The Dangers of Demonizing: The Real Cost of Our Country’s Dangerous Obsession
For a moment, put yourself in Vernon Hunter’s shoes. You are a 68-year-old black man in America. No doubt you’ve had to experience racism and discrimination, but you didn’t let it stop you. You chose to enter the military out of school and served proudly in Vietnam. You worked hard to support your family, and eventually ended up with a job in the IRS, a government job that provided some security for you and your loved ones. Your job is to help arrange payment plans for people who owe taxes. You are active in your church, have raised your children with integrity and honesty, and you are looking forward to retirement and raising grandchildren. Likely, you believe that following the rules, being honest and working hard, are virtues that will reward you. And it is likely you don’t pay much attention to the Tea Party crowd or the radical progressives and all the name-calling and vitriol from both sides. Yes, you are in a place where your friends and family love and respect you.
But then along comes Joe Stack and his long simmering feud with the IRS over taxes he does not want to pay on his income as an independent contractor. For some reason, Stack has decided that he is special. He does not have to follow the rules most people do. He is convinced that for whatever reason, he should be free of the responsibility of contributing to a society that educated him, allowed him to forge a career in software engineering (however troubled), enabled him to buy a nice house in Austin, gave him the wherewithal to get a pilot’s license, and even provided him the resources to own a plane. Yes indeed. Joe Stack, a white Anglo-Saxon Protestant man in the U.S. is a ‘victim.’
So Joe Stack the ‘victim’ sets his home on fire, which firefighters try to salvage for the wife and daughter he leaves behind (an effort funded by the taxes Stack won’t pay), drives off in his car (on roads built by the taxes Stack will not pay), gets into his expensive plane (paid for by the apparently discretionary income Stack does not want taxed), takes off from an airport (likely built in part by taxes Stack will not pay), and flies towards the building where Vernon Hunter works through the FAA secure skies over Austin (an agency paid for by the taxes Stack feels he does not have to pay).
That is when Vernon Hunter, in the middle of a normal Friday at work, is introduced to Joe Stack and he loses his life. He doesn’t know why. He doesn’t have a chance to defend himself. And he doesn’t deserve it.

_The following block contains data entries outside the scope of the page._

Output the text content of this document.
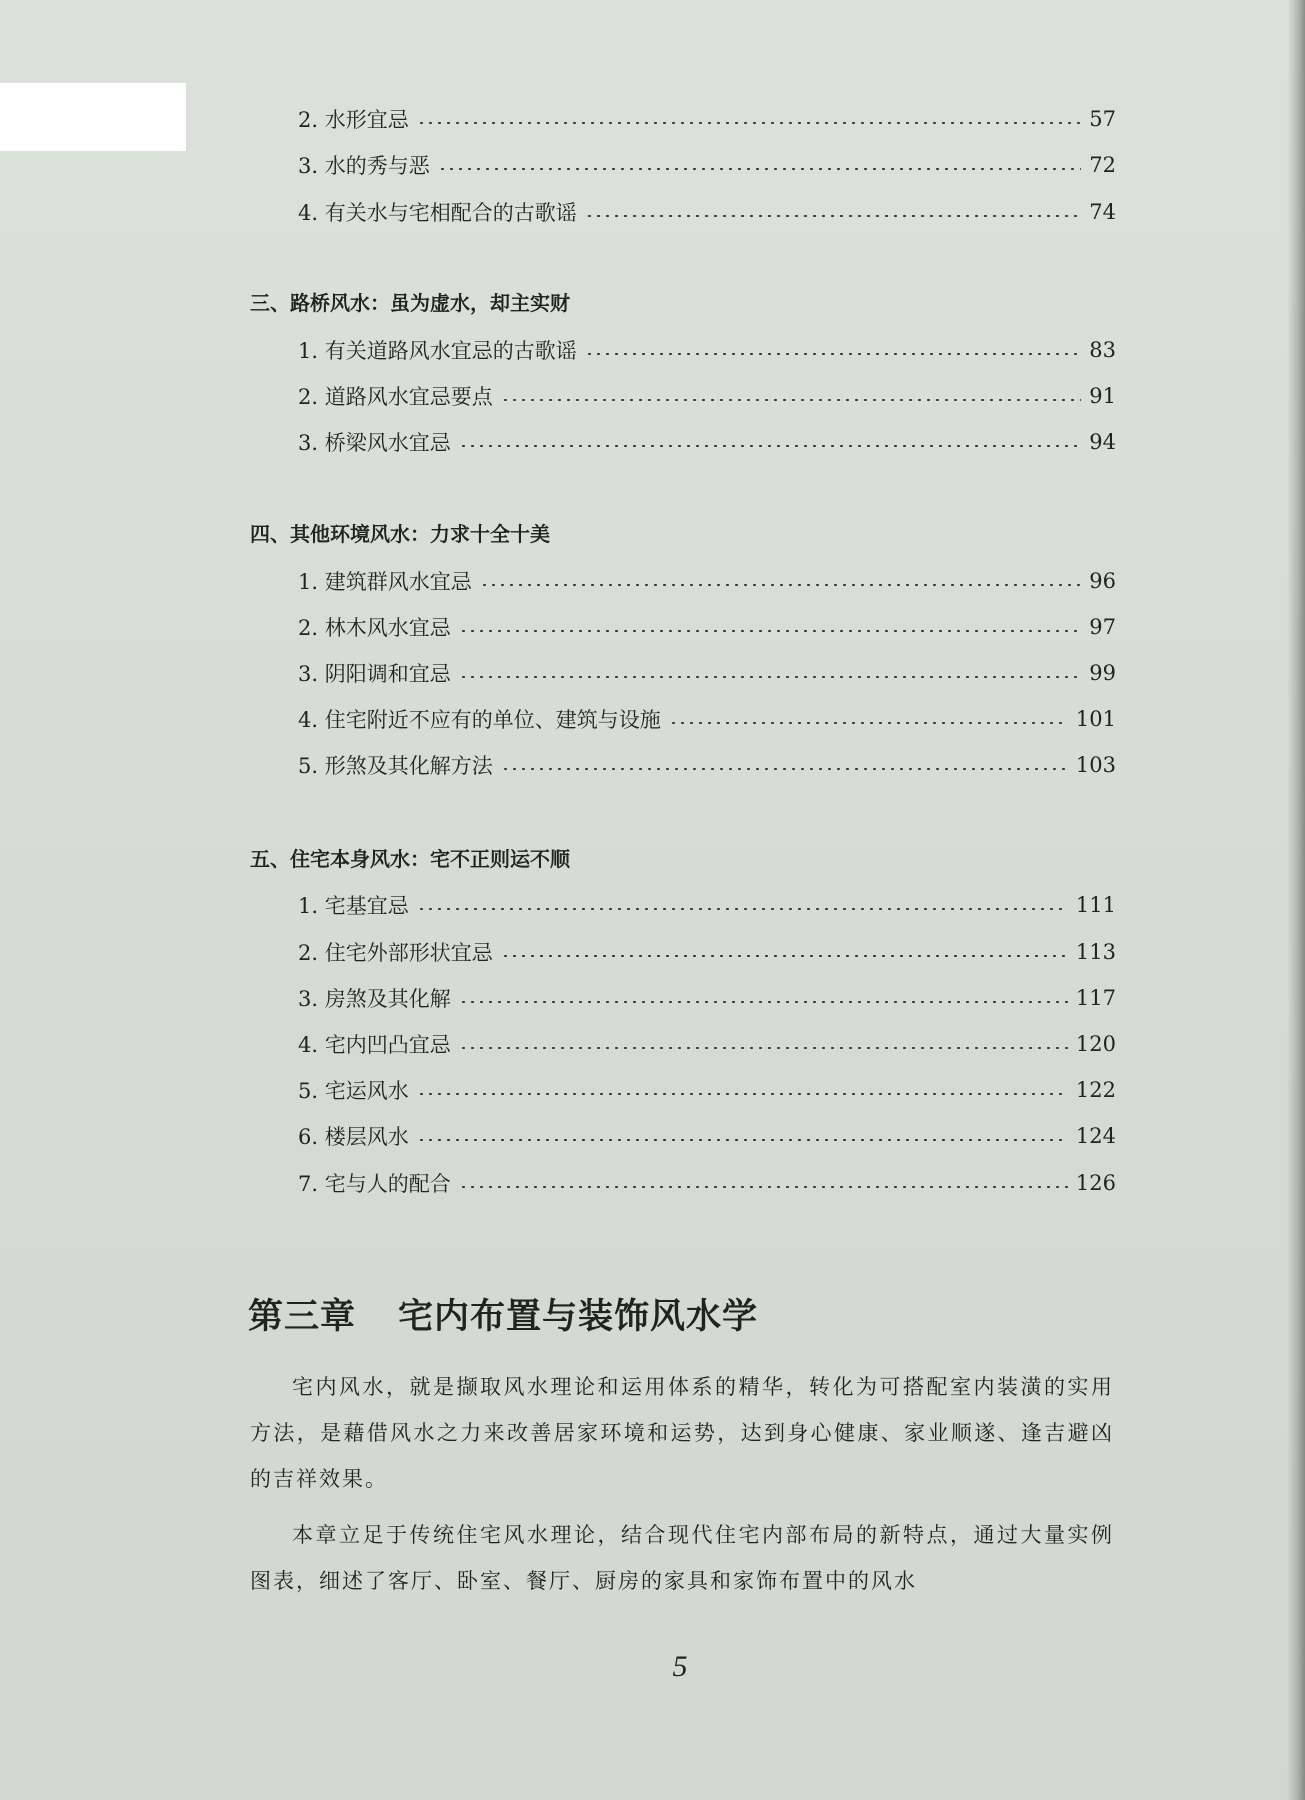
2. 水形宜忌	57
3. 水的秀与恶	72
4. 有关水与宅相配合的古歌谣	74
三、路桥风水：虽为虚水，却主实财
1. 有关道路风水宜忌的古歌谣	83
2. 道路风水宜忌要点	91
3. 桥梁风水宜忌	94
四、其他环境风水：力求十全十美
1. 建筑群风水宜忌	96
2. 林木风水宜忌	97
3. 阴阳调和宜忌	99
4. 住宅附近不应有的单位、建筑与设施	101
5. 形煞及其化解方法	103
五、住宅本身风水：宅不正则运不顺
1. 宅基宜忌	111
2. 住宅外部形状宜忌	113
3. 房煞及其化解	117
4. 宅内凹凸宜忌	120
5. 宅运风水	122
6. 楼层风水	124
7. 宅与人的配合	126
第三章 宅内布置与装饰风水学

宅内风水，就是撷取风水理论和运用体系的精华，转化为可搭配室内装潢的实用方法，是藉借风水之力来改善居家环境和运势，达到身心健康、家业顺遂、逢吉避凶的吉祥效果。

本章立足于传统住宅风水理论，结合现代住宅内部布局的新特点，通过大量实例图表，细述了客厅、卧室、餐厅、厨房的家具和家饰布置中的风水

5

But there are those who now argue that Joe Stack is a Patriot because he took a stand against the Government. A deranged man who lied to the IRS, who felt he was special, and who decides that he is going to commit murder because he doesn’t get what he wants, is a Patriot.

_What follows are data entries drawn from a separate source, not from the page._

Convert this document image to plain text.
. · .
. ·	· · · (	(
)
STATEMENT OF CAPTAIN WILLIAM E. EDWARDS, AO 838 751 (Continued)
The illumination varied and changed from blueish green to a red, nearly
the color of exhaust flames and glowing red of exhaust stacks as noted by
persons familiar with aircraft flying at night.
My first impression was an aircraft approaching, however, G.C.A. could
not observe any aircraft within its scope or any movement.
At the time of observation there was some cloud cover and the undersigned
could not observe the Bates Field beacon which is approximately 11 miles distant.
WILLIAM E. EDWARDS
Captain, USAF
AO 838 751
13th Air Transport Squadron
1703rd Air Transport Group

And these same people cast Vernon Hunter, a man who served his country in wartime, worked hard virtually his whole life, raised a family, and was loved and respected by friends and family, as a demon IRS worker who should die in the flames of Joe Stacks plane crash.
No….the real Patriot in this tragedy is Vernon Hunter. He is the real American hero; someone who served his family and his country, and lived honestly. He was killed by a cowardly hypocrite who railed against the misfortune that he brought on himself.